Referendum: la vittoria “Veneta” del ragionier Zaia

Treviso – Il referendum è una vittoria personale di Luca Zaia: in Veneto il quorum del 50%+1 è già superato alle 19 per un finale 57,2%. In Lombardia l’affluenza è stata più bassa sfiorando il 40%, ma senza il temuto quorum. Il sì in Veneto ha raggiunto quota 98,1%.

Onore al governatore del Veneto Luca Zaia, che si giocava gran parte della sua credibilità politica, ma quello che molti non hanno capito, o voluto non capire, sul referendum “Veneto” è che l’unità nazionale non veniva assolutamente intaccata, per buona pace dei centralisti filo-romani della ex sinistra-destra: niente minacce di secessioni in salsa Catalana o arrembaggi carnascialeschi a campanili e prefetture. Il ragionier Luca Zaia è una persona seria, che è “volato alto” su tutto e tutti, vincendo prima la battaglia legale in Corte Costituzionale e sorvolando poi sulle tante forme di boicotaggio, che la sua iniziativa referendaria ha subito.

Al suo carro, come sempre, si sono aggrappati gli “amici” della Lega Lombarda post-bossiana del “nazionalista” Salvini, che con Maroni ha voluto allargare alla sua regione (ma che c’azzecca la Lombardia autonoma?), l’iniziativa referendaria squisitamente veneta, ma si sa, per loro esiste ancora e solo il Lombardo-Veneto di napoleonica memoria, e con l’inspiegabile costo del triplo (?) di quello Veneto (38 contro 12 milioni di euro) e l’assenza del famigerato “Quorum”. Ergo la vittoria di Luca Zaia è stata una lezione di serietà ed efficienza non solo per Roma, ma soprattutto per Milano.
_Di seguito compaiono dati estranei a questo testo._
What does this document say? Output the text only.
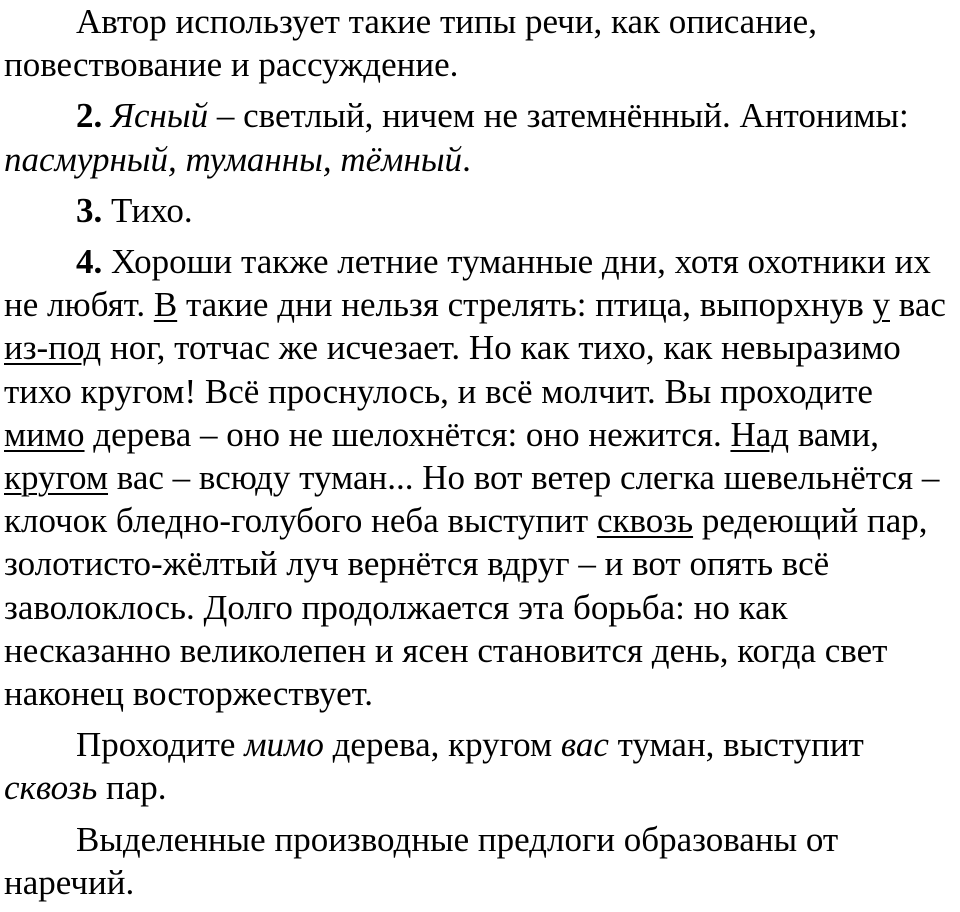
Автор использует такие типы речи, как описание, повествование и рассуждение.

2. Ясный – светлый, ничем не затемнённый. Антонимы: пасмурный, туманны, тёмный.

3. Тихо.

4. Хороши также летние туманные дни, хотя охотники их не любят. В такие дни нельзя стрелять: птица, выпорхнув у вас из-под ног, тотчас же исчезает. Но как тихо, как невыразимо тихо кругом! Всё проснулось, и всё молчит. Вы проходите мимо дерева – оно не шелохнётся: оно нежится. Над вами, кругом вас – всюду туман... Но вот ветер слегка шевельнётся – клочок бледно-голубого неба выступит сквозь редеющий пар, золотисто-жёлтый луч вернётся вдруг – и вот опять всё заволоклось. Долго продолжается эта борьба: но как несказанно великолепен и ясен становится день, когда свет наконец восторжествует.

Проходите мимо дерева, кругом вас туман, выступит сквозь пар.

Выделенные производные предлоги образованы от наречий.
Venendo ai numeri: in Veneto il quorum del 50%+1, già superato alle 19, è stato ampiamente accolto dal 57,2% finale e da tale dato bisognerebbe aggiungere un 8% di elettori “esteri” che non hanno potuto votare. In Lombardia l’affluenza è stata più bassa sfiorando il 40%, ma senza il temuto quorum. I numeri snocciolano, seggio dopo seggio, un’affermazione politica che incorona il governatore Luca Zaia: il sì in Veneto ha raggiunto quota 98,1%. Vincono i veneti, il loro senso civico e l’idea di poter fare nell’alveo della Costituzione le necessarie riforme.

Il Veneto non potrà “incredibilmente”diventare Regione a statuto speciale, come Sicilia, Sardegna, Val d’Aosta, Friuli Venezia Giulia e Trentino Alto Adige, paradosso anti-storico tutto italiano, dopo 17 anni di euro-dominio, ma potrà negoziare il trasferimento di maggiori competenze dallo stato centrale.

Le battaglie per l’indipendenza veneta sono lontane, le ridicole cerimonie bossiane del “Dio Po” solo un ricordo: il figliol prodigo veneto, reclama solo, ma con fermezza e determinazione, maggior efficienza e parsimonia amministrativa.